Purpose of review: Fibrosis is a key feature of systemic sclerosis (SSc) and arises from excessive release of collagens by pathologically activated fibroblasts. Affecting the skin and many internal organs, fibrosis represents a major cause for the high morbidity and mortality in SSc. So far, effective therapies to treat fibrosis in SSc and other fibrotic diseases are not available in clinical routine. Nevertheless, promising antifibrotic agents are emerging from translational studies with some having already entered clinical trials.

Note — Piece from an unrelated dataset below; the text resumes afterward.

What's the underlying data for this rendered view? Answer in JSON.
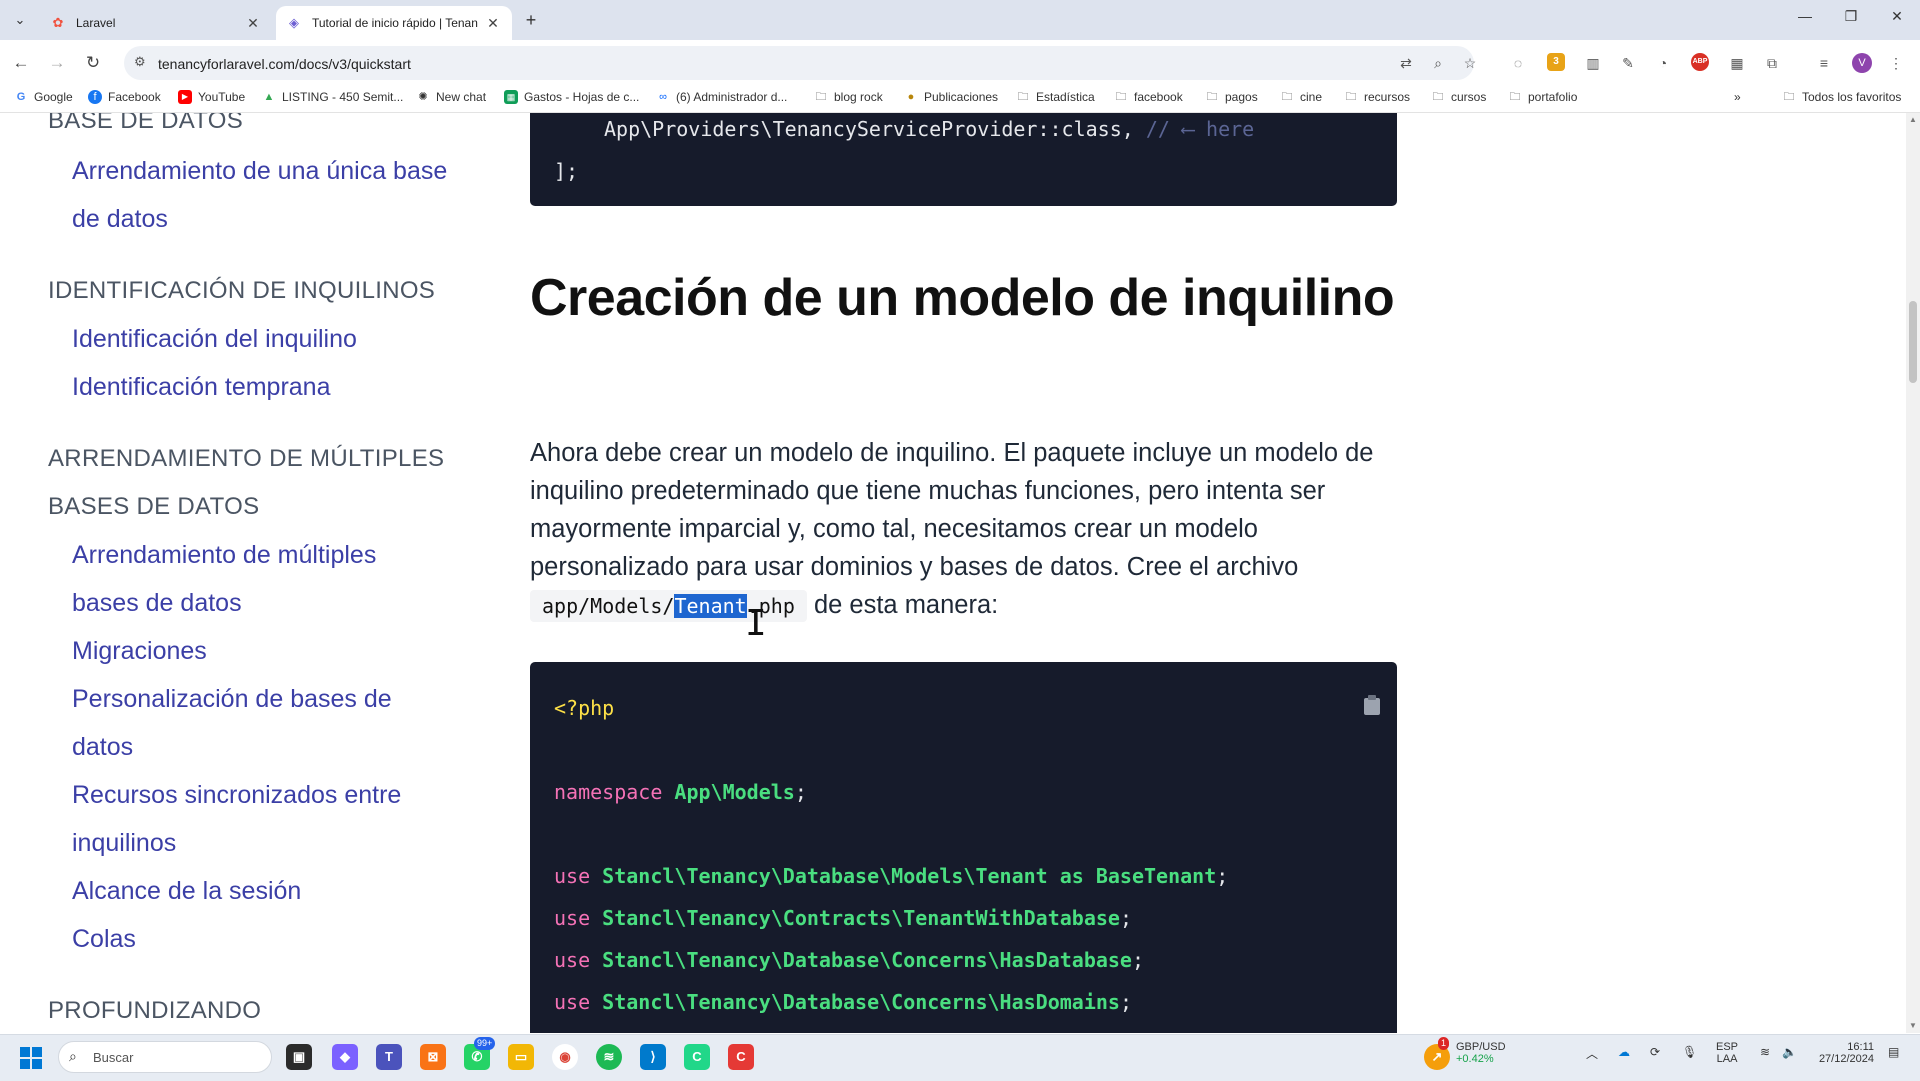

Recent findings: In this review, we focus on recent advances in the development of antifibrotic treatment strategies in SSc. We have selected for targeted therapeutic approaches that have proven high efficacy and tolerability in preclinical fibrosis models of SSc and/or are already in clinical evaluation. Applying these criteria, we discuss a large repertory of candidate antifibrotic therapies that block inflammatory pathways, inhibit profibrotic growth factors, modulate epigenetic signaling, and interfere with morphogenic pathways.
Summary: Many antifibrotic candidate therapies have proven efficacy and tolerability in preclinical models of SSc. So far, early clinical studies have tested only few of these agents. Besides discovering novel molecular treatment strategies, SSc research will now have to translate its findings into clinical practice.